IDENTIFICAR LOS PROBLEMAS

Hablar y escuchar, primero, para identificar los problemas que queremos resolver. Da la impresión, en el litigio entre la Generalitat y el Gobierno de España, que muchos han olvidado las razones de las discrepancias y lo han convertido en una cuestión de fe y de sentimientos. Un acuerdo en la confección de un diagnóstico común constituiría un primer éxito y más de la mitad del proceso de negociación. Identificados los problemas hemos de buscar el modo de resolverlos equilibrando los intereses de todas las partes. En fin, todo esto forma parte de cualquier manual de ciencia política que explica el proceso de una negociación.

Se trata de una cuestión de sentido común: uno debe tener claro el objetivo que persigue y ser consciente del margen de maniobra de la otra parte, de sus líneas rojas. Además ha de pensar que si ambas partes tienen razones y fuerza ha de haber cesiones en pro del acuerdo final. Quien no está dispuesto a ceder, no quiere, realmente, negociar.

La presencia en el Senado del 'president' para hablar, escuchar y debatir con todos sería una buena noticia. El foro existe. Y el procedimiento, también. Es muy sencillo: el 'president' puede solicitar la convocatoria de la Comisión General de CCAA. Ahí podríamos estar todos. Los grupos parlamentarios, el Gobierno, las CCAA que lo deseen y el propio Puigdemont.

SI ESO OCURRE...

Si eso ocurre, y ojalá que ocurra, le ofreceré al 'president' de mi país mi punto de vista: hay que superar la actual situación de bloqueo, sumamente perniciosa para la sociedad catalana. Hay que abandonar toda tentación de prescindir del Estado de derecho y dejar de lado la pretensión de legitimar el incumplimiento del marco legal, estatutario y constitucional, aunque algunos quieran confrontar la legitimidad política como algo superior (y distinto) de la legitimidad del marco legal que nos hemos dotado.

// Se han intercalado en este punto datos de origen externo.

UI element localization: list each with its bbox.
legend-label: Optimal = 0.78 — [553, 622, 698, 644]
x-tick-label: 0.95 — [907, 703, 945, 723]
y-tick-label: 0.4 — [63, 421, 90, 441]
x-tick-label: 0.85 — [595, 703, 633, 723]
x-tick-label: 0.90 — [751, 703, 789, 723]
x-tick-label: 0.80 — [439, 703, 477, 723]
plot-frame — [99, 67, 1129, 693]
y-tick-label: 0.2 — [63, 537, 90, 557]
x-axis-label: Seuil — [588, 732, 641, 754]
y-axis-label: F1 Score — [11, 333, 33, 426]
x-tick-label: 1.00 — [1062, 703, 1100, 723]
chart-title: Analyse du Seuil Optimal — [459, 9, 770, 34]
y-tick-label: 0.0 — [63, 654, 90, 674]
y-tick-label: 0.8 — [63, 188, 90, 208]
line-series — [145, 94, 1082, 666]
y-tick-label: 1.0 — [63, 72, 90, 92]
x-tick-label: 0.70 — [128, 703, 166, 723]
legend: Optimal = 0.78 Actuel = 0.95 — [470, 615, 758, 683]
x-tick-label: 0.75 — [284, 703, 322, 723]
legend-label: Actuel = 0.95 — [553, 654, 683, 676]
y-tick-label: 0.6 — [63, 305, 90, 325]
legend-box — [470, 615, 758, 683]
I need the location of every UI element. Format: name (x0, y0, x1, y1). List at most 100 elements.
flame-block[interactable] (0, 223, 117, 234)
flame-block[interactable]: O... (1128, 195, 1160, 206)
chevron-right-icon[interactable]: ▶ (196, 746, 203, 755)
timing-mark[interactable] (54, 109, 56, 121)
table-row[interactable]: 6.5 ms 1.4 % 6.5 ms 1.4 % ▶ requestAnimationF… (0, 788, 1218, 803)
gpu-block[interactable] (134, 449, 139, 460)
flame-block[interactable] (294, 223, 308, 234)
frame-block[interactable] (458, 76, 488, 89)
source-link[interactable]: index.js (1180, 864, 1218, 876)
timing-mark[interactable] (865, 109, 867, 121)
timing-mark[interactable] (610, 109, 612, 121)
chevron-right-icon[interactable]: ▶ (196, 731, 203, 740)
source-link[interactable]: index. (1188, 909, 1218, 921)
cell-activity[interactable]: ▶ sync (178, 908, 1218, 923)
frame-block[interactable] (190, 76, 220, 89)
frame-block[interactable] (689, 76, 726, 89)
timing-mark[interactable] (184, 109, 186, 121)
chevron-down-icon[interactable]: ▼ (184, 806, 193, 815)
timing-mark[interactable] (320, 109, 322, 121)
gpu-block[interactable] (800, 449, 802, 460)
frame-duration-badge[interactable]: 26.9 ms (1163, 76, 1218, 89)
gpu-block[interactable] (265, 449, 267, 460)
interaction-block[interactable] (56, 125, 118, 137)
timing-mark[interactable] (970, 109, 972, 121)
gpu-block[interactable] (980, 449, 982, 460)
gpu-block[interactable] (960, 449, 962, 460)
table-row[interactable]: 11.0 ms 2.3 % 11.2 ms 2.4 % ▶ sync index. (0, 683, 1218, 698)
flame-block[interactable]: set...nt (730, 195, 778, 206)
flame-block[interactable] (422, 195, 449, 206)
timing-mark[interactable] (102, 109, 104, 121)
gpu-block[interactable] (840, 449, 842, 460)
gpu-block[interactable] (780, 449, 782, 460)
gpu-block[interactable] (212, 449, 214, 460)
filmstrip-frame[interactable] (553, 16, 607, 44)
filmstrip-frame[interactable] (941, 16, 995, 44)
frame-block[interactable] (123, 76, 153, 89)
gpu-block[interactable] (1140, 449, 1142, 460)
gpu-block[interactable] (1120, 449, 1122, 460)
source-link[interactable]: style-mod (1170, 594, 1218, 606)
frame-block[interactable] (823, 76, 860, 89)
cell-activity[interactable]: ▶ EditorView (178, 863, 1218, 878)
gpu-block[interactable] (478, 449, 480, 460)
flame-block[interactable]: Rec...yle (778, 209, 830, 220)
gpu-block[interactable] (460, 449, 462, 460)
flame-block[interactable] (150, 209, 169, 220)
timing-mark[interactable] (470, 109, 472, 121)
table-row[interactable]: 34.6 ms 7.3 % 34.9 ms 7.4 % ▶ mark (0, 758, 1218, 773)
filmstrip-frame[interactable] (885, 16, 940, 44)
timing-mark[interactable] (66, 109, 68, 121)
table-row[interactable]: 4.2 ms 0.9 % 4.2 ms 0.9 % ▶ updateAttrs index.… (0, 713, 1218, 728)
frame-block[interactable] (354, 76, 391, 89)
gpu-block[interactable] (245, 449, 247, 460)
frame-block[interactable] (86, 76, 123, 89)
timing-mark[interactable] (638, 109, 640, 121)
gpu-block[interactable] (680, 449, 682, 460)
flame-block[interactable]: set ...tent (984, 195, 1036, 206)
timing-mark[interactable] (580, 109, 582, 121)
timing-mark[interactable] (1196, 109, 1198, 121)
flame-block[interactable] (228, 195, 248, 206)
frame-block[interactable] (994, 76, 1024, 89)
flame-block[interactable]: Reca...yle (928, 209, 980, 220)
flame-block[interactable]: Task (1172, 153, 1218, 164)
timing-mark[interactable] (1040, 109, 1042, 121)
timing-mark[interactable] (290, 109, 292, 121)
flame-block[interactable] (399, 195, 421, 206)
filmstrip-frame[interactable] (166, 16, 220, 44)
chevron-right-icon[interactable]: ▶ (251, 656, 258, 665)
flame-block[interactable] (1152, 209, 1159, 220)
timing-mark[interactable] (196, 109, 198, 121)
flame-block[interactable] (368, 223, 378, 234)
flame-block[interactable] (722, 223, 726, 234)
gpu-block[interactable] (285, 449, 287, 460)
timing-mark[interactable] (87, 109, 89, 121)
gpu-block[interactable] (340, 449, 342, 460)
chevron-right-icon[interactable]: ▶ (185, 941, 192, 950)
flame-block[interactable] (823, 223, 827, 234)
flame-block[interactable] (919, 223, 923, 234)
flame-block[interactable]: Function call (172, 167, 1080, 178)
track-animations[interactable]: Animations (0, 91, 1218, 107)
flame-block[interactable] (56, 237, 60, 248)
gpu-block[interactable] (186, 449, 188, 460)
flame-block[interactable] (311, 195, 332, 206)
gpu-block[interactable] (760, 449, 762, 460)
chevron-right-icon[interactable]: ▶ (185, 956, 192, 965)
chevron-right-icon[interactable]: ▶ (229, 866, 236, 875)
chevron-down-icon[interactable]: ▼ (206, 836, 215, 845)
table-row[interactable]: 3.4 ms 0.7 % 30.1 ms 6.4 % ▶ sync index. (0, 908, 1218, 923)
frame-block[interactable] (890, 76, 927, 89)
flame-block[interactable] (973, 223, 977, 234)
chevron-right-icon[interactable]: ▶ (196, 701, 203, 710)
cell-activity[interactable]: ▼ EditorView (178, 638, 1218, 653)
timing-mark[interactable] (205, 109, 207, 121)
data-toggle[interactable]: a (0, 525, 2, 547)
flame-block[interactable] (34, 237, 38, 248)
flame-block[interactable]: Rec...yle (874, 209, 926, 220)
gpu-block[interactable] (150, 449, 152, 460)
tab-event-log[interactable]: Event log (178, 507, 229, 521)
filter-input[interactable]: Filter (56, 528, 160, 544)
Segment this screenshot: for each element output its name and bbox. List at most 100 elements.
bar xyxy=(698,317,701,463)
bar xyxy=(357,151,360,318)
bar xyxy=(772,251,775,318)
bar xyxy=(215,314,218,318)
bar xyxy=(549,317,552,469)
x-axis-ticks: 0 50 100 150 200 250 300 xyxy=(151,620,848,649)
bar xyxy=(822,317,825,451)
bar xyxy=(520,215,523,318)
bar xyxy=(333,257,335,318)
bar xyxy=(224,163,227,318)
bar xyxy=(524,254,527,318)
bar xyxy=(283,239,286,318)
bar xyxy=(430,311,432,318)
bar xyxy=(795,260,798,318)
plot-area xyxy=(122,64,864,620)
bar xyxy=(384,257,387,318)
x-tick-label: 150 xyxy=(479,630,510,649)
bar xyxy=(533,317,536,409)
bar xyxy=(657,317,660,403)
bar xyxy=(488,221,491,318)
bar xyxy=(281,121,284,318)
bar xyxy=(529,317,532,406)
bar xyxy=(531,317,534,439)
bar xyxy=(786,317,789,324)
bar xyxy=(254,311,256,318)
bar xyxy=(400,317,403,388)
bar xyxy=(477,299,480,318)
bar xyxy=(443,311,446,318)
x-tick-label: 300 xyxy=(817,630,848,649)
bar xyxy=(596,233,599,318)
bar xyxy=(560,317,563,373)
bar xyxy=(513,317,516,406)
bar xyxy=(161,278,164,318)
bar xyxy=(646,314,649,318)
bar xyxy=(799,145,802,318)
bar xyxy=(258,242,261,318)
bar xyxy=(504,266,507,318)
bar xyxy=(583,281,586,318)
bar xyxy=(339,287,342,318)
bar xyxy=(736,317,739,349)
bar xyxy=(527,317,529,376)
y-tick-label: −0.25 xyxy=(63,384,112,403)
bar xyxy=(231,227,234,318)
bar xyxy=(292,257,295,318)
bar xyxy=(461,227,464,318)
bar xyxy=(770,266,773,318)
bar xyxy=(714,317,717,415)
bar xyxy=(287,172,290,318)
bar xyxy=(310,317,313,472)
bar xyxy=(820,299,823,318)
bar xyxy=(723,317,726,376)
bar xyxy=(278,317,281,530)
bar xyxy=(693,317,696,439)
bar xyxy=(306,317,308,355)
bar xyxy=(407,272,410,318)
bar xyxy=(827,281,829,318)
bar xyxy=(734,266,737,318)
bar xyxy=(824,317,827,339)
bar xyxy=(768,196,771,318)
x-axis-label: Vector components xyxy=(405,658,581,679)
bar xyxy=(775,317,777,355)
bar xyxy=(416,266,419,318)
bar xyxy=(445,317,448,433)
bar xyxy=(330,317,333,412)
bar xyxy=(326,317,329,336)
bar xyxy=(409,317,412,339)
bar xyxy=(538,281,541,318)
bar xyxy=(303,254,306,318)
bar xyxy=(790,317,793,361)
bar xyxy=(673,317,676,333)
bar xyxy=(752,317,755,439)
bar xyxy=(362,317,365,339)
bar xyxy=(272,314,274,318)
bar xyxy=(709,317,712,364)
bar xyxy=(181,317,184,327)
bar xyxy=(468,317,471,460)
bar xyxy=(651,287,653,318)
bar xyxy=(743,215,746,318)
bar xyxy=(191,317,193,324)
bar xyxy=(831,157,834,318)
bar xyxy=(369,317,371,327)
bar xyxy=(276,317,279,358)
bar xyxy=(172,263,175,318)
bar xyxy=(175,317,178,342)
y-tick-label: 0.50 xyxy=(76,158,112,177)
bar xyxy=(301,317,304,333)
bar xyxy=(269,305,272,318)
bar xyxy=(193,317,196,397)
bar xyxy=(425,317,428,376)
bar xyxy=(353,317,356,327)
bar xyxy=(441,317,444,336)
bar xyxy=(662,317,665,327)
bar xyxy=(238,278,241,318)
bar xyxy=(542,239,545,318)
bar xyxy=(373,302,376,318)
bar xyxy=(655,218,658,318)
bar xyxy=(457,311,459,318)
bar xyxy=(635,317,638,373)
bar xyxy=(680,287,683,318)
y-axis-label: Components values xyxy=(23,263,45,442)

Si eso ocurre, y ojalá que ocurra, formularé igualmente al Gobierno de España mi opinión: mantenerse en la quietud para ver cómo se produce y se intensifica ese bloqueo y cómo se incrementa la confrontación constituye una irresponsabilidad para el presente y para el futuro. Hay que mover ficha, dedicando más esfuerzo a buscar soluciones que a señalar culpables, que de haberlos haylos, pero en todas partes. Y hacerlo pronto. Aún estamos a tiempo.